Sixty-five percent of non-broadband business users, according to BT, are reluctant to sign up to broadband services because they don't know enough about them. Only 16 percent cited cost as a reason.
But for home users and small businesses cost is still a priority and BT will now have to decide how to target businesses and home users separately, addressing the concerns from both sides.
BTopenworld's broadband summit, held on Friday, highlighted why it says many people still haven't switched to always-on internet connections, but BT will have to be careful how it markets its services to residential and small business customers.
The debate over broadband pricing has been going on for some time, but according to BT, price isn't the reason for slow take up in the business sector — ignorance is.
In a recent PC Advisor poll, readers gave an overwhelming thumbs-down to BT's new £30-a-month price, with more than three-quarters of voters saying it was still too expensive.

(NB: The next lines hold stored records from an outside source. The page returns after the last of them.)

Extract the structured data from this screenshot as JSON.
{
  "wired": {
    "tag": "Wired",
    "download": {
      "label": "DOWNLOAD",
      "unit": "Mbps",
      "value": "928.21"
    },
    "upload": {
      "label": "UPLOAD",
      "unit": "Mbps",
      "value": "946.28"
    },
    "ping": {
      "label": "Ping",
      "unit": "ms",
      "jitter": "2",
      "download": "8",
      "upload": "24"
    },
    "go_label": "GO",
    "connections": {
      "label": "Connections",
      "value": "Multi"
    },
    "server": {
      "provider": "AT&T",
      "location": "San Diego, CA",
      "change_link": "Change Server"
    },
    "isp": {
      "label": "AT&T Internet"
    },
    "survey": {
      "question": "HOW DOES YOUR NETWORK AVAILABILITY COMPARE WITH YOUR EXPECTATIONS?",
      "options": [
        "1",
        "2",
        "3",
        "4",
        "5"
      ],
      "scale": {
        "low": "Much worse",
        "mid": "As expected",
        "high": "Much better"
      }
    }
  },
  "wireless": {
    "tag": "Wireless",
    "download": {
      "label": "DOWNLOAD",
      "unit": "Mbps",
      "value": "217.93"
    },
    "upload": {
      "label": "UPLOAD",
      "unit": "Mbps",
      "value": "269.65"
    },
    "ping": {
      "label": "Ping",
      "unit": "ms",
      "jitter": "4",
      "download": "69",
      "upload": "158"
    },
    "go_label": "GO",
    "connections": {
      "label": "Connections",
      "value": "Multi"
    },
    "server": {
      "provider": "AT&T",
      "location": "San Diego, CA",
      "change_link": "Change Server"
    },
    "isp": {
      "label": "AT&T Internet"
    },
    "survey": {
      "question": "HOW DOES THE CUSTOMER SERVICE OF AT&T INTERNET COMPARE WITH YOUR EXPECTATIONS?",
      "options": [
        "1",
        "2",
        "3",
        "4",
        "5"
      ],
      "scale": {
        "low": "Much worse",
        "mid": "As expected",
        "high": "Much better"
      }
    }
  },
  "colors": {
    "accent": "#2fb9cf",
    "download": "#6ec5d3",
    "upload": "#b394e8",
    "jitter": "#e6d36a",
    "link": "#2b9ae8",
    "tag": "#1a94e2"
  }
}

"The priorities for broadband home users are obviously different to [those of] businesses," said a spokesman at rival broadband service provider NTL.
"We agree ignorance is a problem among home and business users, [but] price has always a fundamental concern for home consumers," said NTL.
Telco watchdog Oftel has played a major part in creating a competitive environment for broadband service providers.
"The rules are to determine that people are being targeted fairly," said a spokesman at Oftel. "Raising awareness is one thing, using personal information, such as billing details, to do that is quite another."
On Friday it released some strict guidelines on how BT could raise awareness of the advantages of broadband, and other internet services, to home users.
"BT must not use billing information of its telephony customers to target its marketing of internet services," said Davis Edmonds, director general at Oftel. "Other operators do not have access to this extensive detailed information and it gives BT an unfair marketing advantage."
BTopenworld has signed up around 600,000 broadband customers.